Moved

Moved. See https://slott56.github.io. All new content goes to the new site. This is a legacy, and will likely be dropped five years after the last post in Jan 2023.

Thursday, June 20, 2013

Automated Code Modernization: Don't Pave the Cowpaths

After talking about some experience with legacy modernization (or migration), I received information from Blue Phoenix about their approach to modernization.

Before talking about modernization, it's important to think about the following issue from two points of view.

Modernization can amount to nothing more than Paving the Cowpaths.

From a user viewpoint, "paving the cowpaths" means that the legacy usability issues have now been modernized without being fixed. The issues remain. A dumb business process is now implemented in a modern programming language. It's still a dumb business process. The modernization was strictly technical with no user-focused "value-add".

From a technical viewpoint, "paving the cowpaths" means that bad legacy design, bad legacy implementation and legacy platform quirks have now been modernized.

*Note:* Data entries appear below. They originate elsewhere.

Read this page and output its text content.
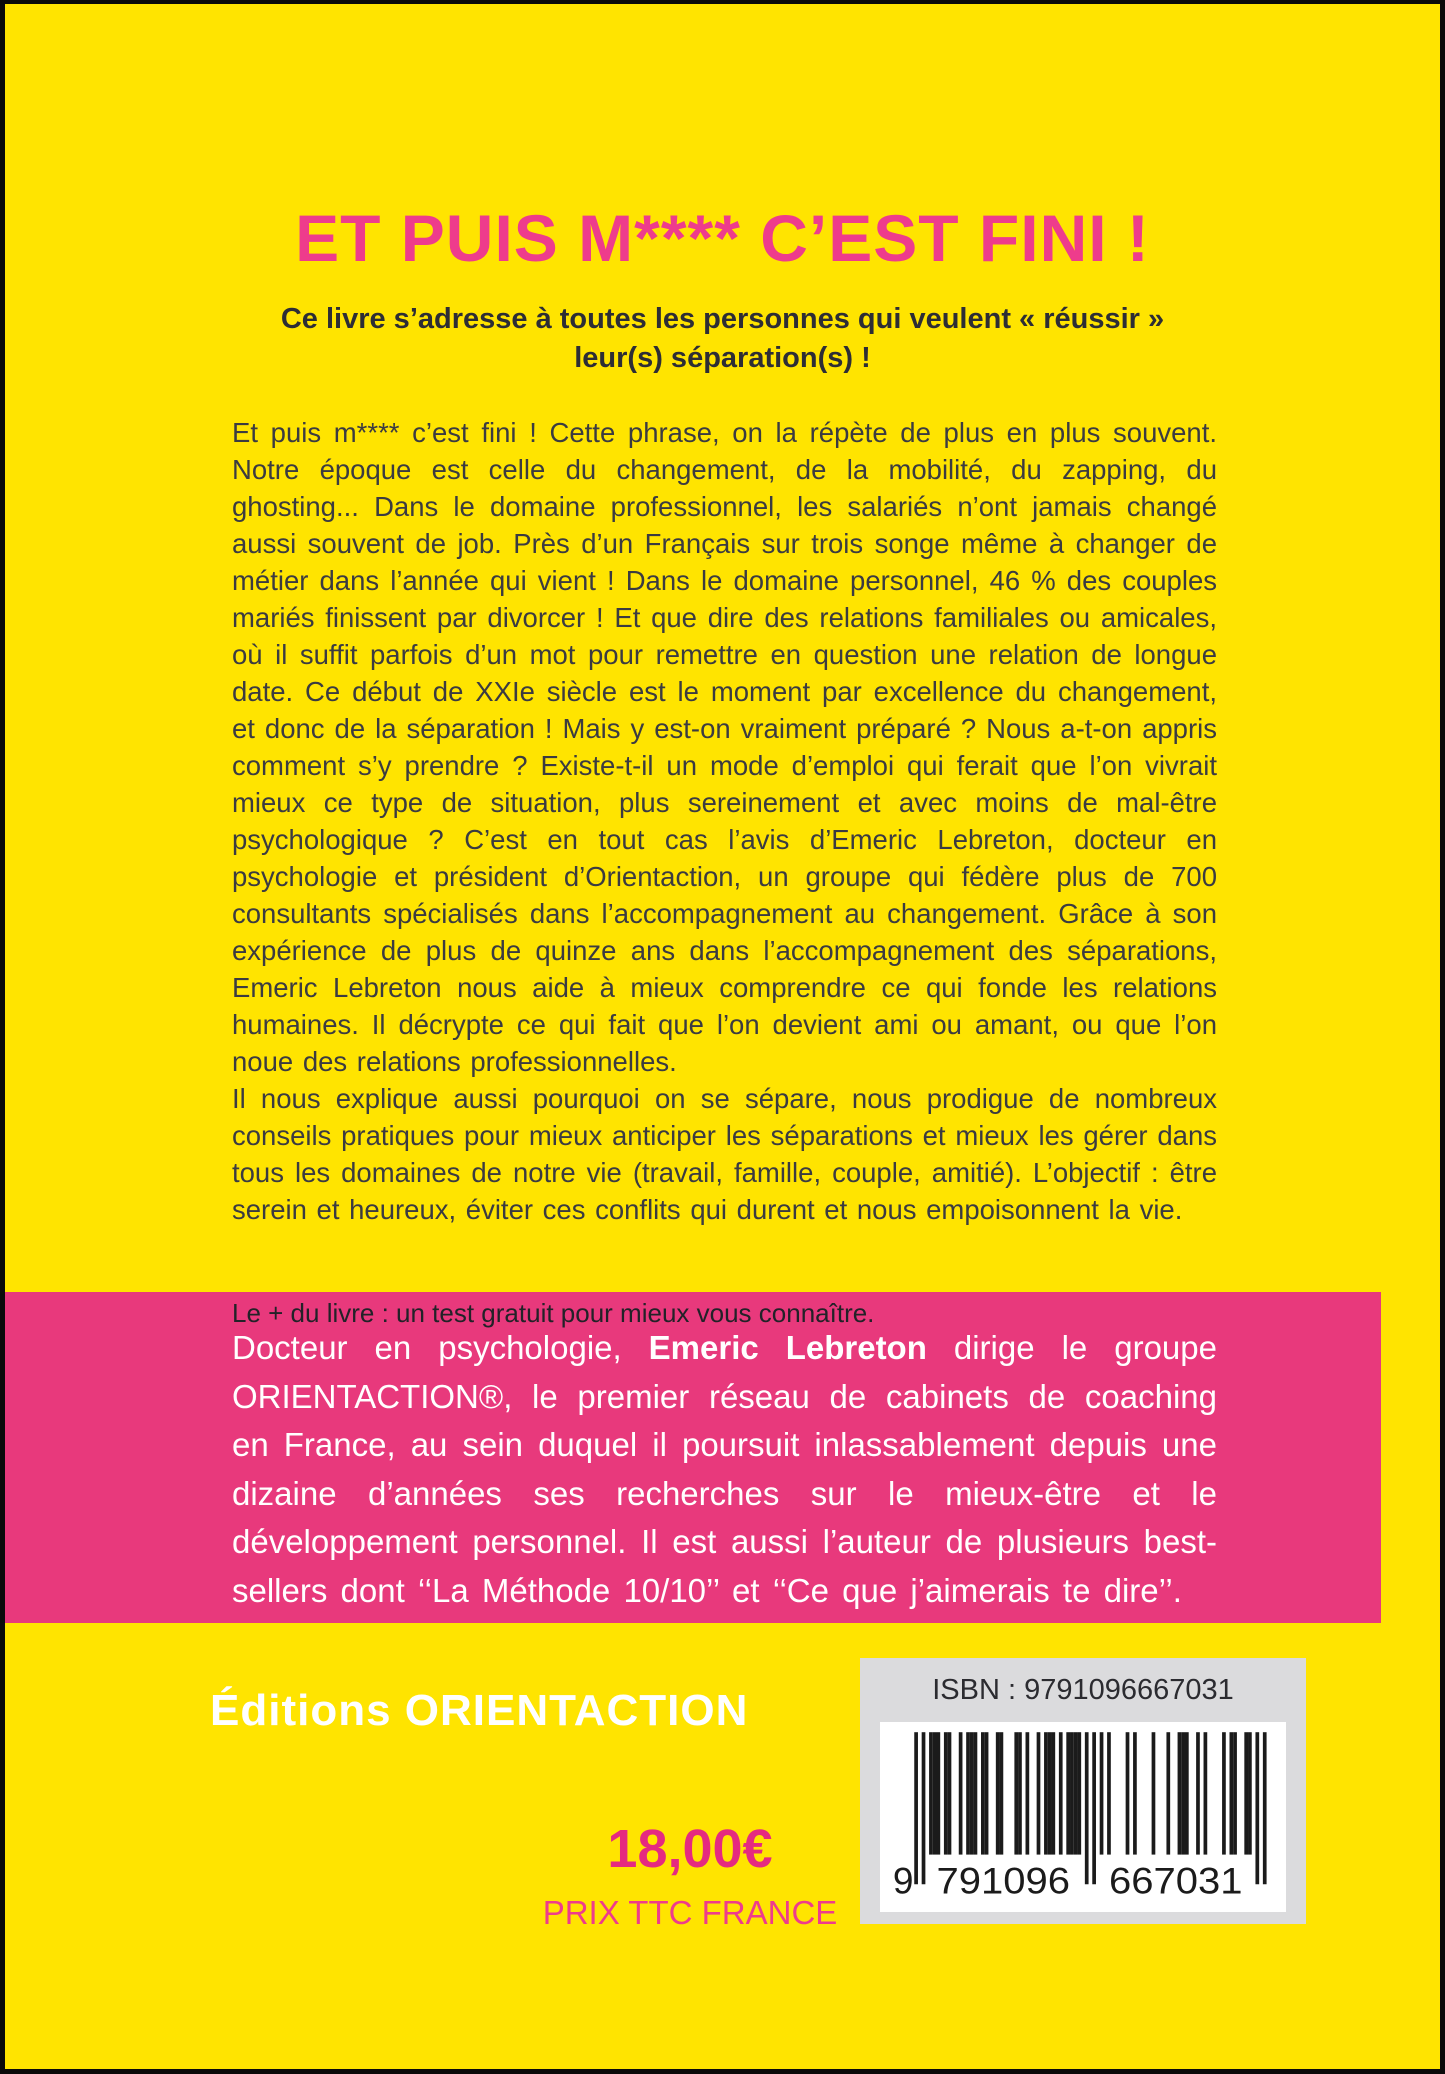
ET PUIS M**** C’EST FINI !
Ce livre s’adresse à toutes les personnes qui veulent « réussir »
leur(s) séparation(s) !

Et puis m**** c’est fini ! Cette phrase, on la répète de plus en plus souvent. Notre époque est celle du changement, de la mobilité, du zapping, du ghosting... Dans le domaine professionnel, les salariés n’ont jamais changé aussi souvent de job. Près d’un Français sur trois songe même à changer de métier dans l’année qui vient ! Dans le domaine personnel, 46 % des couples mariés finissent par divorcer ! Et que dire des relations familiales ou amicales, où il suffit parfois d’un mot pour remettre en question une relation de longue date. Ce début de XXIe siècle est le moment par excellence du changement, et donc de la séparation ! Mais y est-on vraiment préparé ? Nous a-t-on appris comment s’y prendre ? Existe-t-il un mode d’emploi qui ferait que l’on vivrait mieux ce type de situation, plus sereinement et avec moins de mal-être psychologique ? C’est en tout cas l’avis d’Emeric Lebreton, docteur en psychologie et président d’Orientaction, un groupe qui fédère plus de 700 consultants spécialisés dans l’accompagnement au changement. Grâce à son expérience de plus de quinze ans dans l’accompagnement des séparations, Emeric Lebreton nous aide à mieux comprendre ce qui fonde les relations humaines. Il décrypte ce qui fait que l’on devient ami ou amant, ou que l’on noue des relations professionnelles.

Il nous explique aussi pourquoi on se sépare, nous prodigue de nombreux conseils pratiques pour mieux anticiper les séparations et mieux les gérer dans tous les domaines de notre vie (travail, famille, couple, amitié). L’objectif : être serein et heureux, éviter ces conflits qui durent et nous empoisonnent la vie.

Le + du livre : un test gratuit pour mieux vous connaître.
Docteur en psychologie, Emeric Lebreton dirige le groupe ORIENTACTION®, le premier réseau de cabinets de coaching en France, au sein duquel il poursuit inlassablement depuis une dizaine d’années ses recherches sur le mieux-être et le développement personnel. Il est aussi l’auteur de plusieurs best- sellers dont ‘‘La Méthode 10/10’’ et ‘‘Ce que j’aimerais te dire’’.
Éditions ORIENTACTION	ISBN : 9791096667031
9 791096	667031
18,00€
PRIX TTC FRANCE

A poorly-designed application in a legacy language has been modernized into a poorly-designed application in yet another language. Because of language differences, it may go from poorly-designed to really-poorly-designed.

The real underlying issue is how to avoid low-value modernization. How to avoid merely converting bad design and bad UX from one language to another.

Consider that it's possible to actually reduce the value of a legacy application through poorly-planned modernization. Converting quirks and bad design from one language to another will not magically make a legacy application "better". Converting quirky code to Java will merely canonize the quirks, obscuring the essential business value that was also encoded in the quirky legacy code.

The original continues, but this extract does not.